Zinc supplementation is sometimes recommended for MS. In fact, zinc phosphate was one of the earliest recommended therapies for MS. Zinc phosphate was used in the 1880s as a treatment by colleagues of Charcot, a French neurologist who played a major role in defining MS as a disease. At this time, there are no clear reasons for people with MS to take zinc supplements.
Some recent studies suggest that zinc lozenges may prevent or shorten the duration of the common cold. Other studies have not shown beneficial effects. With these mixed results, the effects of zinc on the common cold are not known. This possible effect of zinc is of potential importance to people with MS because the common cold and other viral infections may trigger MS attacks.

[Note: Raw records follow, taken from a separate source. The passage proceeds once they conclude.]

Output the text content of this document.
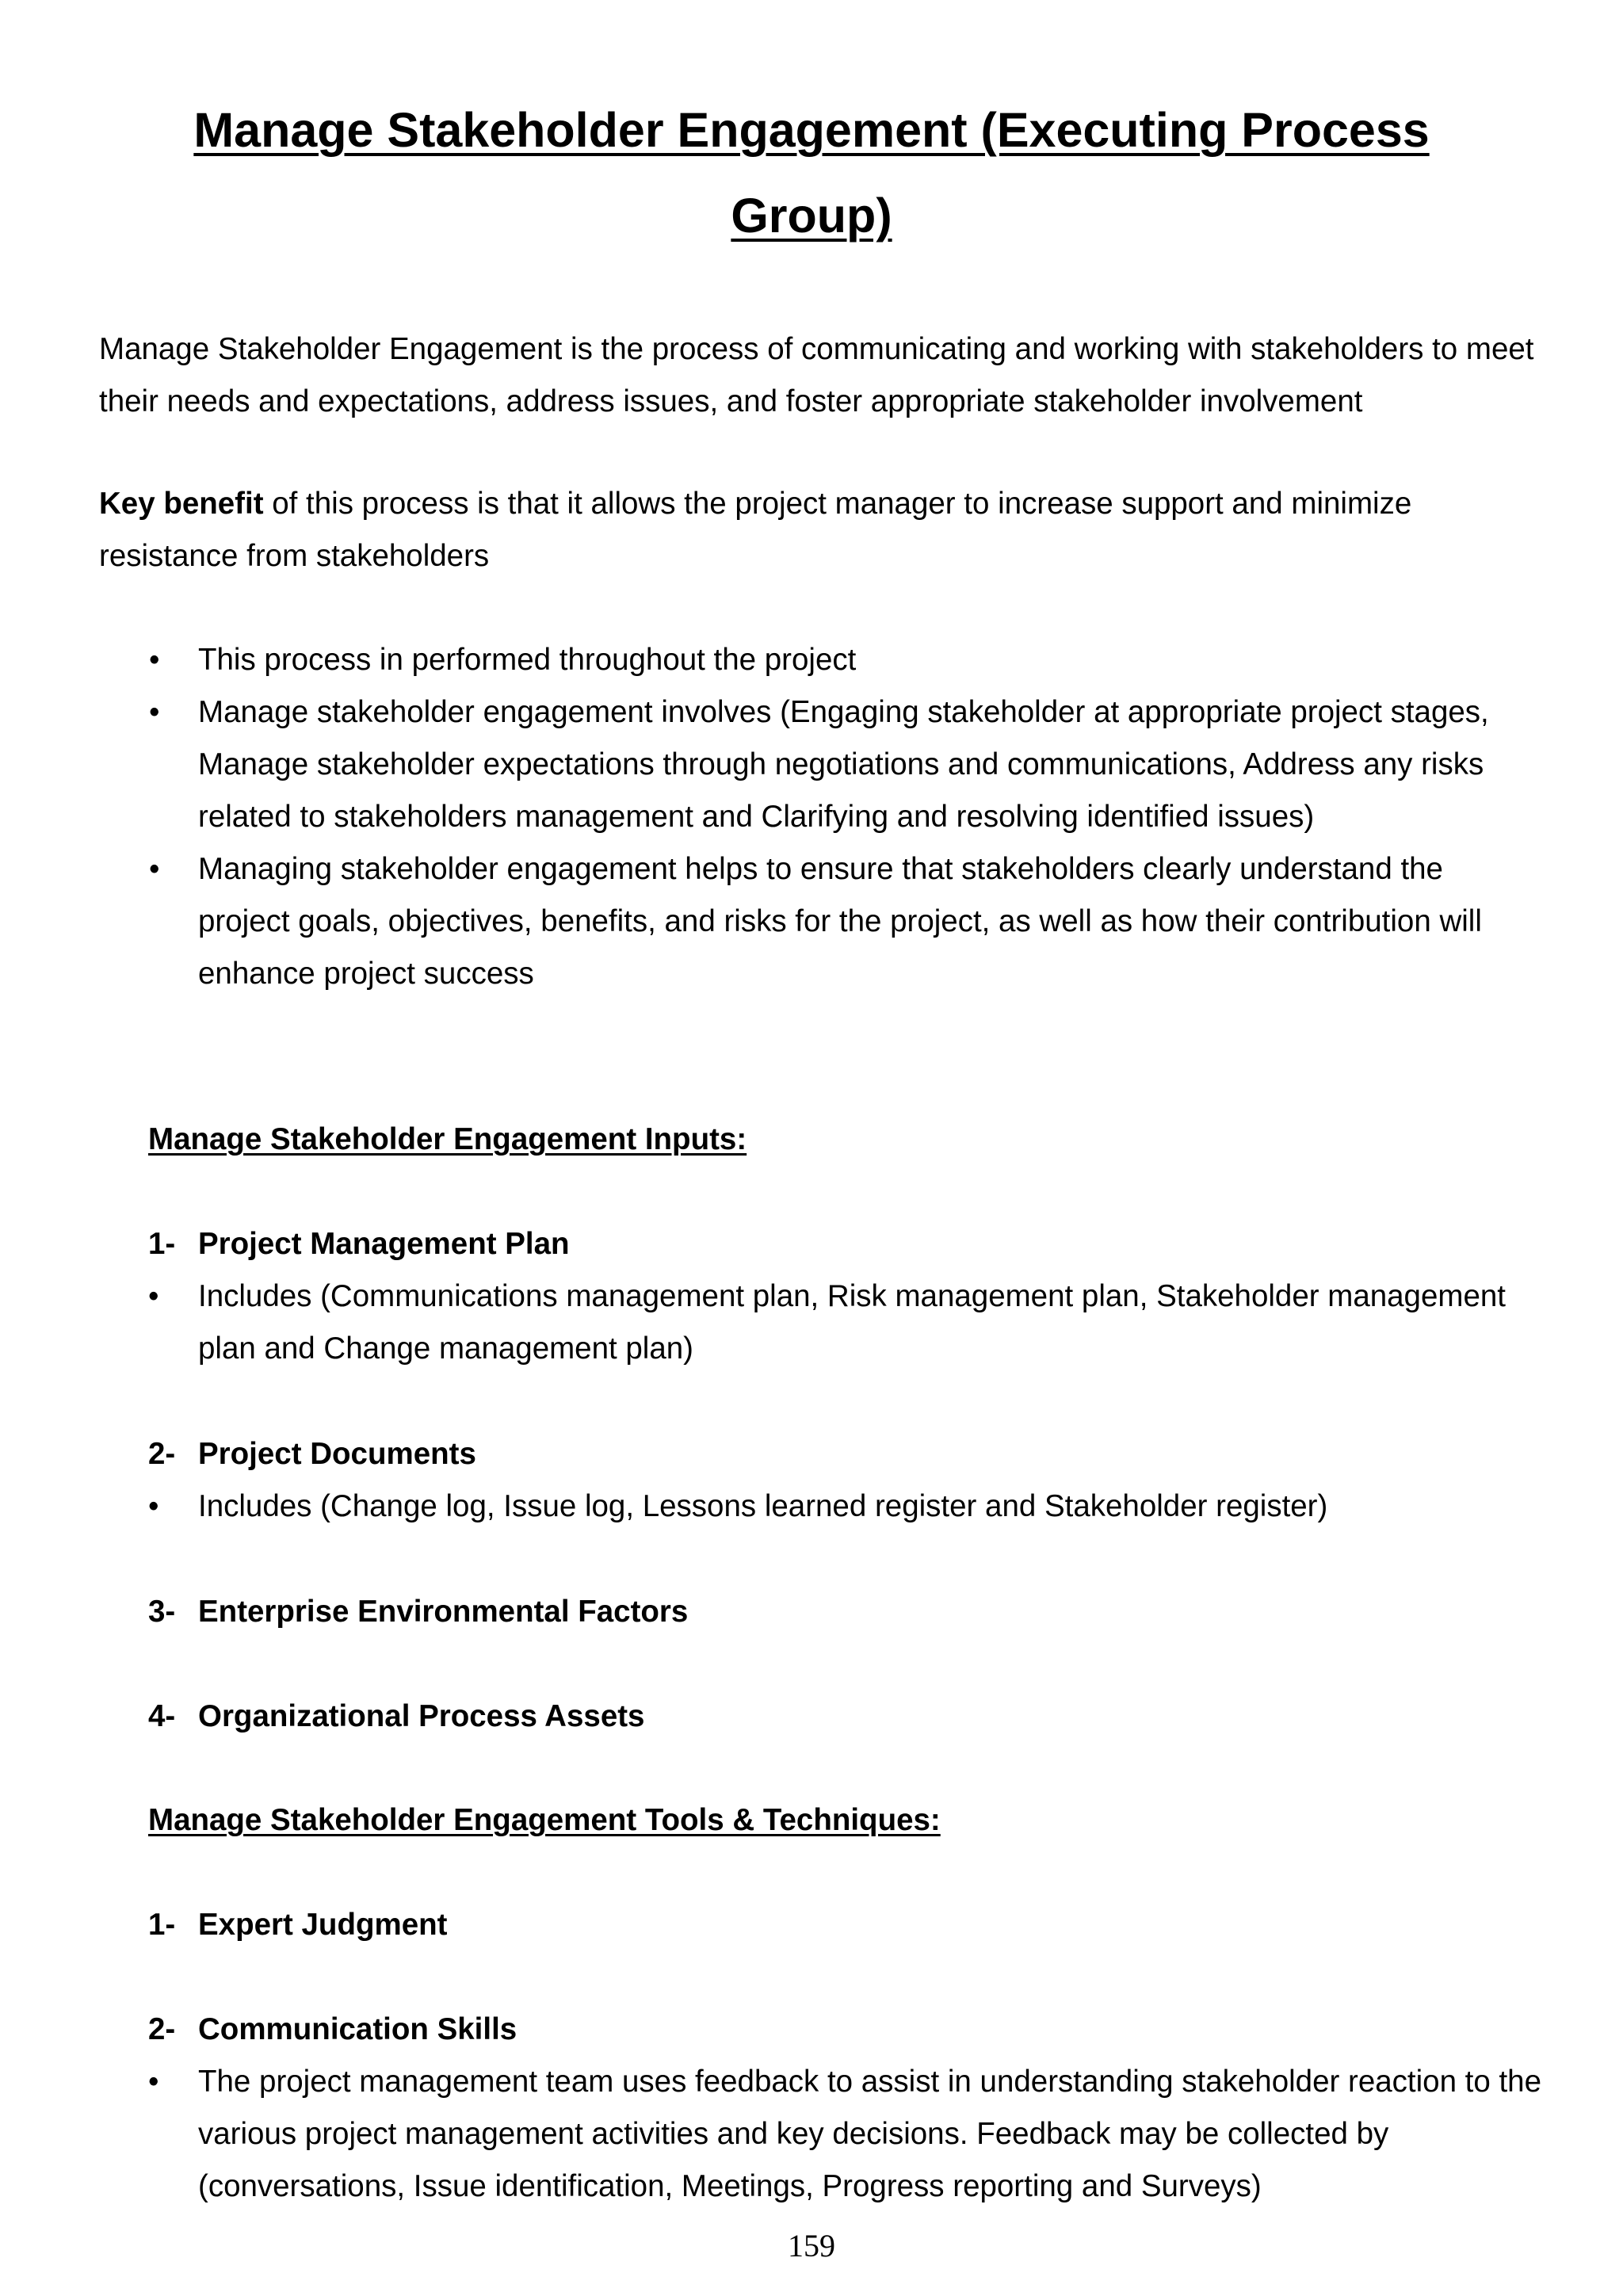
Manage Stakeholder Engagement (Executing Process Group)

Manage Stakeholder Engagement is the process of communicating and working with stakeholders to meet their needs and expectations, address issues, and foster appropriate stakeholder involvement

Key benefit of this process is that it allows the project manager to increase support and minimize resistance from stakeholders

• This process in performed throughout the project
• Manage stakeholder engagement involves (Engaging stakeholder at appropriate project stages, Manage stakeholder expectations through negotiations and communications, Address any risks related to stakeholders management and Clarifying and resolving identified issues)
• Managing stakeholder engagement helps to ensure that stakeholders clearly understand the project goals, objectives, benefits, and risks for the project, as well as how their contribution will enhance project success

Manage Stakeholder Engagement Inputs:

1- Project Management Plan

• Includes (Communications management plan, Risk management plan, Stakeholder management plan and Change management plan)

2- Project Documents

• Includes (Change log, Issue log, Lessons learned register and Stakeholder register)

3- Enterprise Environmental Factors

4- Organizational Process Assets

Manage Stakeholder Engagement Tools & Techniques:

1- Expert Judgment

2- Communication Skills

• The project management team uses feedback to assist in understanding stakeholder reaction to the various project management activities and key decisions. Feedback may be collected by (conversations, Issue identification, Meetings, Progress reporting and Surveys)

159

Zinc supplements are also sometimes recommended in MS because zinc is involved in the chemical pathway of polyunsaturated fatty acids, as discussed in the section on diet. This chemical pathway has been implicated in MS. However, it is not known if the pathway is indeed involved in MS, and it is not known whether zinc supplements are necessary for this pathway to function normally.
It is important to recognize that zinc may actually stimulate the immune system. This may be the mechanism by which zinc exerts its presumed effects on the common cold. Zinc activates several different immune cells, including macrophages and T cells. In fact, zinc supplements appear to increase the amount of brain inflammation in EAE, an animal model of MS. This suggests that supplements in humans may worsen MS.
A possible toxic role for zinc was suggested by a report of a relatively high occurrence of MS in a zinc-related industry in New York. Blood levels of zinc were increased in people in this facility. Studies of zinc levels in other MS populations have produced inconsistent results: Some studies show high levels, but other studies indicate low levels. A deficiency of zinc produced benefits in a mouse model of lupus, an autoimmune disorder like MS. This finding is consistent with immune stimulation by zinc.
Immune system activation by zinc could worsen MS. Given the fact that zinc has unclear benefits and that it may potentially stimulate the immune system, it is reasonable for people with MS to avoid zinc supplements or to use low doses of supplements—such as 10 to 15 milligrams or less daily.